Again the doctors haven't a clue:

In 2004 the New England Journal of Medicine (NEJM) published a review of treatments for generalized anxiety disorder that failed to even mention exercise. It was primarily a rundown of our most common antianxiety drugs, with a nod to therapy and relaxation. Of the thirteen pharmaceuticals charted in the review, all bear a formidable list of possible side effects. None have been endorsed by the U.S. Food and Drug Administration as explicitly safe during pregnancy - not an incidental point given that women are twice as likely to suffer from anxiety and depression as men.

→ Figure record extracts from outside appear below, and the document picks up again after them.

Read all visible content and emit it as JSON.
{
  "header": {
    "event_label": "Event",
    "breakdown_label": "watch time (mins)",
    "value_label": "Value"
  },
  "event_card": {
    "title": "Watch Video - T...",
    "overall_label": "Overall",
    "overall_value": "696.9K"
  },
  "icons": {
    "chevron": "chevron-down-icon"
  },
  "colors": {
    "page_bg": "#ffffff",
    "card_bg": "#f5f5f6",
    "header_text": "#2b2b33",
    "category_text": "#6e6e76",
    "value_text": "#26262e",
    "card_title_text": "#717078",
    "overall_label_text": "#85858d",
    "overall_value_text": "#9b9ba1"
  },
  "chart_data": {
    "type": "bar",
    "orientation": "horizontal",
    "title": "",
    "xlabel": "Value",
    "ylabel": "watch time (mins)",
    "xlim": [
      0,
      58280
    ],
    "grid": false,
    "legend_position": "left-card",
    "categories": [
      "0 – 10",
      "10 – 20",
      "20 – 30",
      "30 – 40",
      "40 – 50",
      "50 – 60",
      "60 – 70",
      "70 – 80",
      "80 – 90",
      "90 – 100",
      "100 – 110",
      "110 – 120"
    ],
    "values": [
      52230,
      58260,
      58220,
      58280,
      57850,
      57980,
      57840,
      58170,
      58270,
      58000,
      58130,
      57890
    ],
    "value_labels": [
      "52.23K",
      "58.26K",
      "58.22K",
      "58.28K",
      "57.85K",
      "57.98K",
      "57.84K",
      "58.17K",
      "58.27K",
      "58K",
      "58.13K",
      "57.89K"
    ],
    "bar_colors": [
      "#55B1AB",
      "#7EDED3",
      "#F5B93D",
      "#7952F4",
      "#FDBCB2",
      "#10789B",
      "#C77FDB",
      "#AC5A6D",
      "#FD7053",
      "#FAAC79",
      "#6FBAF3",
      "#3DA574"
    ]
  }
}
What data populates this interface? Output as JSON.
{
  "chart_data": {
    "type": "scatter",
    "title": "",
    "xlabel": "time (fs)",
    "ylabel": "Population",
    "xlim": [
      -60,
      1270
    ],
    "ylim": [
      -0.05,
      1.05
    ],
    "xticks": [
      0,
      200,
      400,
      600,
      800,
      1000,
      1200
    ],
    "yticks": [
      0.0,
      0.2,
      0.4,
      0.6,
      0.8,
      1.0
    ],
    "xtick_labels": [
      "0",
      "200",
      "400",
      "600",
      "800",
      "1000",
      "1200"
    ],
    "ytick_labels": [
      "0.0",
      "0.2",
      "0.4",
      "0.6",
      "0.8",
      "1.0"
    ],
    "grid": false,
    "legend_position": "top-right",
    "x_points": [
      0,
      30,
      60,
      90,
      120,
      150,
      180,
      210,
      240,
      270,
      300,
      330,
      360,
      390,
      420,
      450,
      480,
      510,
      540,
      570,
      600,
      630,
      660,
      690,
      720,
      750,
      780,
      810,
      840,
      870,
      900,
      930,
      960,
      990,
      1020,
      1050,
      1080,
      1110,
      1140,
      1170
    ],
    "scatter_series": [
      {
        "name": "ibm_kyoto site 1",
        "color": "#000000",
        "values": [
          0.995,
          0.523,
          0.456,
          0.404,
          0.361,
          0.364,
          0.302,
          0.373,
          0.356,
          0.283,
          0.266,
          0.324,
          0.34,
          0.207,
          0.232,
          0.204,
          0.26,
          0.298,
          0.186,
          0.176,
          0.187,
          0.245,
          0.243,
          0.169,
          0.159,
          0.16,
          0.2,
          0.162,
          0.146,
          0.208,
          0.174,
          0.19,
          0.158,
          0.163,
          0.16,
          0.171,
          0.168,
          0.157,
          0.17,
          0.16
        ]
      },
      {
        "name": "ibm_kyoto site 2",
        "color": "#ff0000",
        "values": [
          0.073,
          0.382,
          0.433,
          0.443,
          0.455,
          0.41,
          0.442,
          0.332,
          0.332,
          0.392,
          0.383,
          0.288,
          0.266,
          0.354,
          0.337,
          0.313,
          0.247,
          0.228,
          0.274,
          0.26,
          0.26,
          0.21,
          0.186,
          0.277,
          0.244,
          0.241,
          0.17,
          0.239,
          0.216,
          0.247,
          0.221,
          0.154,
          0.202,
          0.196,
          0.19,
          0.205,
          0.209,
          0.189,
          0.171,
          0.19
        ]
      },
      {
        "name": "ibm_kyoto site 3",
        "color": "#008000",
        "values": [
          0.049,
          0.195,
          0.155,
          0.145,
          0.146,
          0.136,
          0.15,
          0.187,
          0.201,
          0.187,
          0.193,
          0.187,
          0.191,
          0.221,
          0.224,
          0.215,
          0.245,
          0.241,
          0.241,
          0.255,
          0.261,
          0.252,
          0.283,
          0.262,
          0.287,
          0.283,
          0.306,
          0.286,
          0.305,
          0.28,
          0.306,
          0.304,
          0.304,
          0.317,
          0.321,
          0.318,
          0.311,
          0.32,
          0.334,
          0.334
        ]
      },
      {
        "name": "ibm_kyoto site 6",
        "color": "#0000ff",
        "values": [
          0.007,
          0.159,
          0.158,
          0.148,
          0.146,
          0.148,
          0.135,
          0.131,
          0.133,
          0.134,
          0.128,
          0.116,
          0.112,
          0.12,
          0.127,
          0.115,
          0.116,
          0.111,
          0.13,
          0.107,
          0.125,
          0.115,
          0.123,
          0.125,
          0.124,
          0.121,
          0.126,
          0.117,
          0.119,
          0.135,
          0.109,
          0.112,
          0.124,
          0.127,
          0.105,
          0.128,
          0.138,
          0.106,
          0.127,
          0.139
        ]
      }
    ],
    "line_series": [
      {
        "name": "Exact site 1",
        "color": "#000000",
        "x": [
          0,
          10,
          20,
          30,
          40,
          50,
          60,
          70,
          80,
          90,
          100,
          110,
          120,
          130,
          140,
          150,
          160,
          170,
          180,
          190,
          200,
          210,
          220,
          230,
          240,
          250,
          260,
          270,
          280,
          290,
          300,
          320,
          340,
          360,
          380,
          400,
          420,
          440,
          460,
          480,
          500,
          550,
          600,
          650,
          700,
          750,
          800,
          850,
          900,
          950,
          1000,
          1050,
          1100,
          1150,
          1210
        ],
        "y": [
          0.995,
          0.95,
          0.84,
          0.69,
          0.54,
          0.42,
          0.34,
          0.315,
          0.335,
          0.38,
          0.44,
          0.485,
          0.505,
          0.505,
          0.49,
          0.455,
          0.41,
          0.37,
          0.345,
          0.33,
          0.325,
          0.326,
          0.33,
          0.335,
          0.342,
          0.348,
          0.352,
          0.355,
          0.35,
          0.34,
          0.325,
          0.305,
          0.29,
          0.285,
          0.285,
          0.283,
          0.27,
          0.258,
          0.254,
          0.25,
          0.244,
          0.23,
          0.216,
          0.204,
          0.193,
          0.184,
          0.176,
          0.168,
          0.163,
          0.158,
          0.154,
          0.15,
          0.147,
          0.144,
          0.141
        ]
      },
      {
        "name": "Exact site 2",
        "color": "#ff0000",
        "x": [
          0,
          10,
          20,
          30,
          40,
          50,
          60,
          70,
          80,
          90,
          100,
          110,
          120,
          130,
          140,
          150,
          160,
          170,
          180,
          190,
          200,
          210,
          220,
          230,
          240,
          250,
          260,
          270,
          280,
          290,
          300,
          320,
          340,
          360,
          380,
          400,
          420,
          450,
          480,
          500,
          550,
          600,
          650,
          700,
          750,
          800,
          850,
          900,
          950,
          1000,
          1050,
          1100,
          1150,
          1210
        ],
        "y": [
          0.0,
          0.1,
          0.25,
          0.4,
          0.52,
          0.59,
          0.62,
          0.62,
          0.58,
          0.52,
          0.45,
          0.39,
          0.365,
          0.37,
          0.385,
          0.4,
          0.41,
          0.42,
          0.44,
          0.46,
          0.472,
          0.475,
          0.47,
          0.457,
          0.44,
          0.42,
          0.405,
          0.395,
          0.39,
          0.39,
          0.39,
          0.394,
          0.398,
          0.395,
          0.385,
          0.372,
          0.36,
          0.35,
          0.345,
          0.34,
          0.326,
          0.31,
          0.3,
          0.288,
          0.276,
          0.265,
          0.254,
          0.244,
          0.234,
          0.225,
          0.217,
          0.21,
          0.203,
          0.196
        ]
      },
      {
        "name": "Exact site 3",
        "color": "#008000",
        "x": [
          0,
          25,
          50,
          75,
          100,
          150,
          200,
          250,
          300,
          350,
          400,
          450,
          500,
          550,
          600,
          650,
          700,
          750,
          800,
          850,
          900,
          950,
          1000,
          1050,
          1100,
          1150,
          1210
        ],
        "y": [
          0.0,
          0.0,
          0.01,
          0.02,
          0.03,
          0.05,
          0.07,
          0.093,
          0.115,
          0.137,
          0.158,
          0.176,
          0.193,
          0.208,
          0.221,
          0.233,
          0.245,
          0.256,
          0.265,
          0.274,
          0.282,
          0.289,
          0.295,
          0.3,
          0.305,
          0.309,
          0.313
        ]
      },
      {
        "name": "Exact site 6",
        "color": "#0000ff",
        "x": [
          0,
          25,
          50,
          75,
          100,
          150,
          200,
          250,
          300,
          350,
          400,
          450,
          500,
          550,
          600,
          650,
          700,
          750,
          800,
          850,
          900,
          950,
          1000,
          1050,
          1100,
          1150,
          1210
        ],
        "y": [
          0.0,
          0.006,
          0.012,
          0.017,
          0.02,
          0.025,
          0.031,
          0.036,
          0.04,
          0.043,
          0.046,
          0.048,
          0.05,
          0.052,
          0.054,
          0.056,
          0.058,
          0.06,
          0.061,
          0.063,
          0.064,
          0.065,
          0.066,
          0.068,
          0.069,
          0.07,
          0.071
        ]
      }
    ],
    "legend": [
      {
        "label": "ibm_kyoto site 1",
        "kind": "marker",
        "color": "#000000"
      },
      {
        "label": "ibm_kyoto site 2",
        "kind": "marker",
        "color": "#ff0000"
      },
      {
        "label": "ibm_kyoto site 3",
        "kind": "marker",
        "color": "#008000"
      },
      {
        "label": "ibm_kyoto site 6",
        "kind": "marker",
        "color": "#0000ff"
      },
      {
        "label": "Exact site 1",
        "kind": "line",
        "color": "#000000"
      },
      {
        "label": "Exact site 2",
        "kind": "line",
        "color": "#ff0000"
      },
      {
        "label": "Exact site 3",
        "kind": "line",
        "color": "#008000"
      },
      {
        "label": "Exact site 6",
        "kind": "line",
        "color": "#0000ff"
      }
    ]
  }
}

The article was positioned as advice for doctors, but how is it that a summary of treatments for general anxiety disorder in the bible of medical research simply left out exercise? It's a case of what I would call clinical blindness. The mounting research on the neurological and psychological benefits of exercise seems to be hidden in plain sight.

Hah! Though I would refer to it more accurately as *institutional blindness*.

Personally I've never really been in tip-top shape as an adult. Sure I played a lot of sports when I was younger and probably was fit in my early teens but back then I was also a Moron. So I've never experienced good physical AND mental health at the same time.

Reading Spark, along with the gospel of Tim Ferriss, has motivated me to a least give it a shot and push my fragile body a little more.

And it goes without saying that homeschoolers should be careful to heed this book. I myself am now plotting how to get my kids even more regular exercise as a strategic educational tactic.

Finally, here's another excerpt from the book that, while a bit non sequitur, I think merits consideration:

Around the same time, I was immersed in studying severe aggression - researching, treating, and writing about what made patients of all sorts so violent. I stumbled across a study by Frank Elliot, then chairman of the neurology department at the University of Pennsylvania. Within a large population of prisoners, he discovered that more than 80 percent of them had had serious learning problems as children.

Go figure!

4 comments:

Laura said...

Agree, Spark is a great book. Ironic that schools keep kids in their chairs. And interesting that Finland, tops in education, provides short outdoor recess after EVERY class throughout elementary school.

CaptiousNut said...

Thanks. I did not know that about Finland. Cold as $hit there too!

Anne Galivan said...

Two points:

1) Since you will never experience childbirth you have no right to speak to women "spitting out children and getting back to work." While certainly pregnant women can exercise, I guarantee you that if most women followed the above regimen maternal mortality rates would skyrocket, once again.

2) While I agree with much of what was said regarding exercise (and the benefits to anyone who will do so regularly) in my case I have been battling a chronic health condition called adrenal fatigue for over ten years. Cardio work-outs actually make it worse. However, that doesn't mean I don't work out. I essentially do strength training which is very effective for combatting many of the problems of aging, and helps me keep my girlish figure.

CaptiousNut said...

Anne,

I don't like how women/families intentionally wait 3-5 years between kids nowadays. Siblings ought to be closer together, ideally. Plus, who wants to spend a decade or more doing diapers?

In my circles people mistakenly think that kids 2 years apart are *Irish twins*.